The decline is undeniable. What is the cause? The temptation is to blame Hollywood. After all, its an easy target: Hollywood studios generally produce garbage and spend incredible sums of money to promote it. Studio executives' careers depend on producing major box-office hits, not penetrating drama, so the tendency is for Hollywood to dumb-down their movies. However, these facts have more or less always been the reality in Hollywood; they hardly explain the almost complete disappearance of foreign films from U.S. screens. The answer lies elsewhere.

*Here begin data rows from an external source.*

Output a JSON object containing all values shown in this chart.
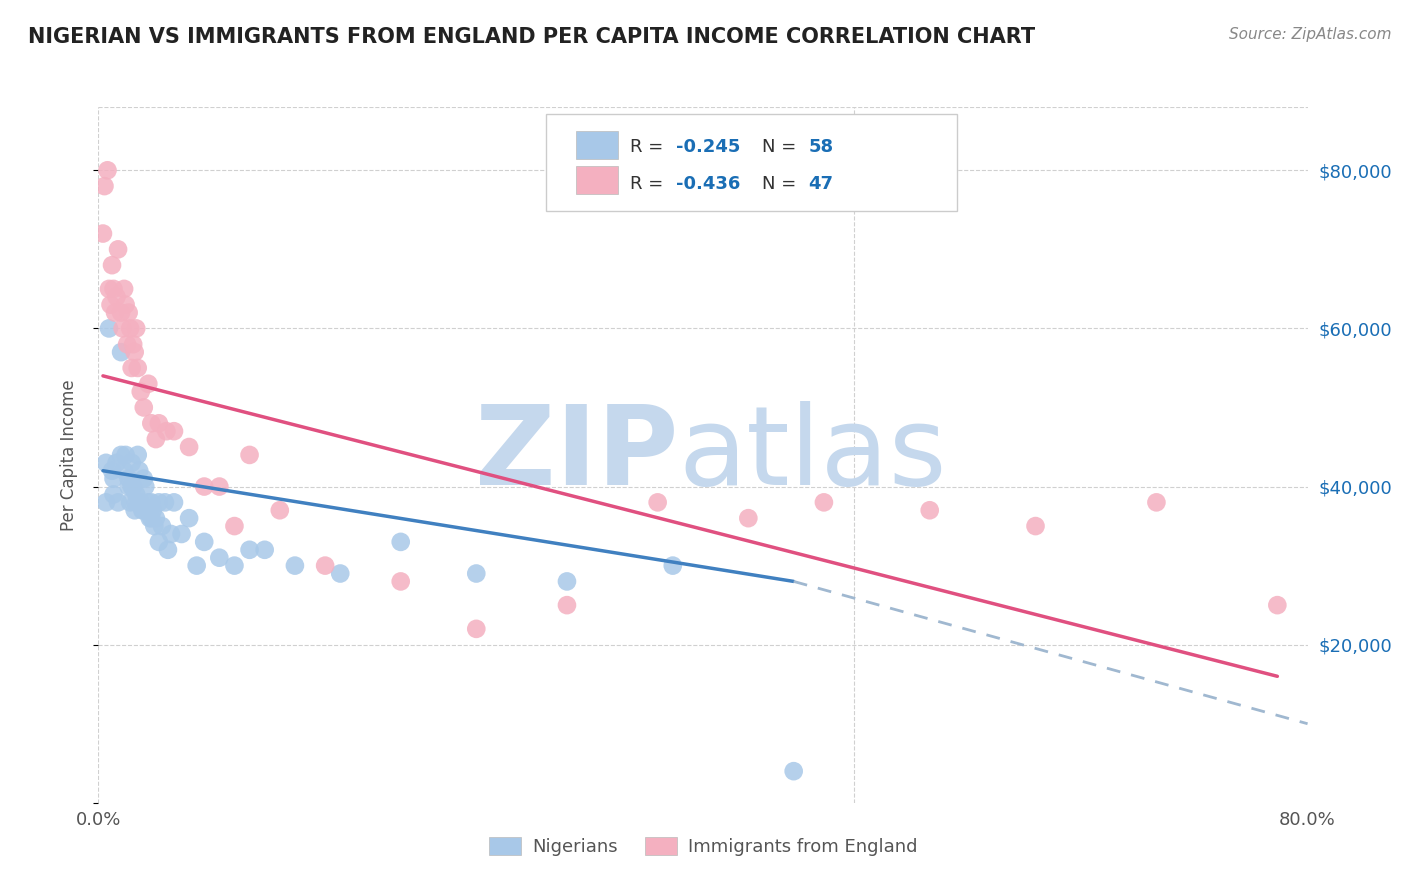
{
  "title": "NIGERIAN VS IMMIGRANTS FROM ENGLAND PER CAPITA INCOME CORRELATION CHART",
  "source": "Source: ZipAtlas.com",
  "ylabel": "Per Capita Income",
  "yticks": [
    0,
    20000,
    40000,
    60000,
    80000
  ],
  "ytick_labels": [
    "",
    "$20,000",
    "$40,000",
    "$60,000",
    "$80,000"
  ],
  "xticks": [
    0.0,
    0.1,
    0.2,
    0.3,
    0.4,
    0.5,
    0.6,
    0.7,
    0.8
  ],
  "xtick_labels": [
    "0.0%",
    "",
    "",
    "",
    "",
    "",
    "",
    "",
    "80.0%"
  ],
  "xmin": 0.0,
  "xmax": 0.8,
  "ymin": 0,
  "ymax": 88000,
  "blue_scatter_color": "#a8c8e8",
  "pink_scatter_color": "#f4b0c0",
  "blue_line_color": "#4080c0",
  "pink_line_color": "#e05080",
  "dashed_color": "#a0b8d0",
  "legend_black": "#333333",
  "legend_blue": "#1a6eb5",
  "grid_color": "#d0d0d0",
  "title_color": "#222222",
  "source_color": "#888888",
  "ytick_color": "#1a6eb5",
  "xtick_color": "#555555",
  "ylabel_color": "#555555",
  "watermark_zip_color": "#c5d8ed",
  "watermark_atlas_color": "#c5d8ed",
  "nigerians_x": [
    0.005,
    0.005,
    0.007,
    0.009,
    0.01,
    0.01,
    0.012,
    0.013,
    0.015,
    0.015,
    0.017,
    0.018,
    0.02,
    0.02,
    0.021,
    0.022,
    0.022,
    0.023,
    0.024,
    0.025,
    0.025,
    0.026,
    0.027,
    0.028,
    0.029,
    0.03,
    0.03,
    0.031,
    0.032,
    0.033,
    0.034,
    0.035,
    0.035,
    0.036,
    0.037,
    0.038,
    0.04,
    0.04,
    0.042,
    0.044,
    0.046,
    0.048,
    0.05,
    0.055,
    0.06,
    0.065,
    0.07,
    0.08,
    0.09,
    0.1,
    0.11,
    0.13,
    0.16,
    0.2,
    0.25,
    0.31,
    0.38,
    0.46
  ],
  "nigerians_y": [
    38000,
    43000,
    60000,
    42000,
    41000,
    39000,
    43000,
    38000,
    44000,
    57000,
    42000,
    44000,
    40000,
    41000,
    38000,
    40000,
    43000,
    40000,
    37000,
    39000,
    38000,
    44000,
    42000,
    38000,
    37000,
    41000,
    37000,
    40000,
    37000,
    38000,
    36000,
    38000,
    36000,
    37000,
    35000,
    36000,
    38000,
    33000,
    35000,
    38000,
    32000,
    34000,
    38000,
    34000,
    36000,
    30000,
    33000,
    31000,
    30000,
    32000,
    32000,
    30000,
    29000,
    33000,
    29000,
    28000,
    30000,
    4000
  ],
  "england_x": [
    0.003,
    0.004,
    0.006,
    0.007,
    0.008,
    0.009,
    0.01,
    0.011,
    0.012,
    0.013,
    0.015,
    0.016,
    0.017,
    0.018,
    0.019,
    0.02,
    0.021,
    0.022,
    0.023,
    0.024,
    0.025,
    0.026,
    0.028,
    0.03,
    0.033,
    0.035,
    0.038,
    0.04,
    0.045,
    0.05,
    0.06,
    0.07,
    0.08,
    0.09,
    0.1,
    0.12,
    0.15,
    0.2,
    0.25,
    0.31,
    0.37,
    0.43,
    0.48,
    0.55,
    0.62,
    0.7,
    0.78
  ],
  "england_y": [
    72000,
    78000,
    80000,
    65000,
    63000,
    68000,
    65000,
    62000,
    64000,
    70000,
    62000,
    60000,
    65000,
    63000,
    58000,
    62000,
    60000,
    55000,
    58000,
    57000,
    60000,
    55000,
    52000,
    50000,
    53000,
    48000,
    46000,
    48000,
    47000,
    47000,
    45000,
    40000,
    40000,
    35000,
    44000,
    37000,
    30000,
    28000,
    22000,
    25000,
    38000,
    36000,
    38000,
    37000,
    35000,
    38000,
    25000
  ],
  "blue_trend_xstart": 0.003,
  "blue_trend_xend": 0.46,
  "blue_trend_ystart": 42000,
  "blue_trend_yend": 28000,
  "pink_trend_xstart": 0.003,
  "pink_trend_xend": 0.78,
  "pink_trend_ystart": 54000,
  "pink_trend_yend": 16000,
  "dash_xstart": 0.46,
  "dash_xend": 0.8,
  "dash_ystart": 28000,
  "dash_yend": 10000
}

One key factor that, when combined with Hollywood's box-office mania, drove foreign movies out is the take-over of the theatre industry by major companies. Whereas small theatres (a la The State Theater, Ann Arbor 1 and 2, The Rialto, etc.) once thrived in almost every city, today's cinema market is driven by giant companies (a la Showcase). These giants have almost no financial incentive to screen a risky foreign film, and - unlike some of the old, smaller theatres - would never show a foreign movie because it happened to be interesting. They have no incentive to be experimental, because their level of dominance in the industry has grown to the point that they don't need to take any risks. Thankfully, foreign films may have gained some credibility with the Showcases of the world this year - thanks to "Shine" and a few other fine movies that were big box-office draws.

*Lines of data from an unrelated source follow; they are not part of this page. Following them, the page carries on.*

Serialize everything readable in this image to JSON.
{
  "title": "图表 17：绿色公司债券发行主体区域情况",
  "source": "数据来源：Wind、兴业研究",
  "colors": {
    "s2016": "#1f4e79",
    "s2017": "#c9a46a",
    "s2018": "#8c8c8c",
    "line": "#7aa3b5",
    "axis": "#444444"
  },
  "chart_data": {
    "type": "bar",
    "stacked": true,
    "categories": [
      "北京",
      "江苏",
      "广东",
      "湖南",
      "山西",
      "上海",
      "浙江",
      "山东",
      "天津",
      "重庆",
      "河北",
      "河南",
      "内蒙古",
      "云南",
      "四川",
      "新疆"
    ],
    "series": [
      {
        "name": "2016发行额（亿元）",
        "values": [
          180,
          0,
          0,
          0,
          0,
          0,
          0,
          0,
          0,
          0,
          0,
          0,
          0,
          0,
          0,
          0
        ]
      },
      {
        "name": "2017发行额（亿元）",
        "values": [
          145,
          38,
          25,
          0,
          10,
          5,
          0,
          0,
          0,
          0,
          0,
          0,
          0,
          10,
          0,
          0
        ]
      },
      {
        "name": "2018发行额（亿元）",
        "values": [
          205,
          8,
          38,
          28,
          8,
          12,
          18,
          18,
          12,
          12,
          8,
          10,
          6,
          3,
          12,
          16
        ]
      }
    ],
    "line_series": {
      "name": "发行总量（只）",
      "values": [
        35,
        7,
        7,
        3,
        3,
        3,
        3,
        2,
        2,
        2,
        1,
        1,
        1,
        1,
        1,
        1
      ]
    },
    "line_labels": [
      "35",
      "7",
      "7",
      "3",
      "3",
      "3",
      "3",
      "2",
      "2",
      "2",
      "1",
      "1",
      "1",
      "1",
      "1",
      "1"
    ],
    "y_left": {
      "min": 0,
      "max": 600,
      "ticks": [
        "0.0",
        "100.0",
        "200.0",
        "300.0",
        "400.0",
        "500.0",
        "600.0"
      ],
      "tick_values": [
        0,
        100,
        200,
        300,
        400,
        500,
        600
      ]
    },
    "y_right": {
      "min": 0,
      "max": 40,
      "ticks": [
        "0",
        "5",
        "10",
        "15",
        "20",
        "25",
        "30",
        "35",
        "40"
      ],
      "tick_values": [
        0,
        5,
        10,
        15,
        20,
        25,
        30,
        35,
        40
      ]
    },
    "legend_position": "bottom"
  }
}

Even the changing cinema market, however, does not fully explain the trend. To a certain degree, one must assume that even Showcase would respond if there were a strong demand. One factor just might be that foreign films just aren't that good any more. This argument is based on the following logic: Old foreign movies used to grapple with issues such as God's existence, man's fate in a chaotic world, and politics. Today, the argument continues, foreign film-makers are falling prey to what Bernardo Bertolucci called "a horrible neo-conformism ... (where) the words unique and original are becoming insults instead of compliments." This, combined with the industry-driven changes in the U.S, could certainly sag the market.

Finally, it is possible that Americans just don't appreciate art-in-film like they used to. This argument, which I foolishly believed only one year ago, was triumphantly proven false by the great domestic success of fine movies such as "The English Patient," "Shine" and "Fargo." Americans still recognize good movies when they see them, they just can't see them very often.

So, when cultural critics continue to snicker that we just don't know good art when we see it and that Americans are complicit in Hollywood's assault on culture, they couldn't be further from the truth. The audience is out there; the movies - in part because of the theatres and in part because of the filmmakers - aren't.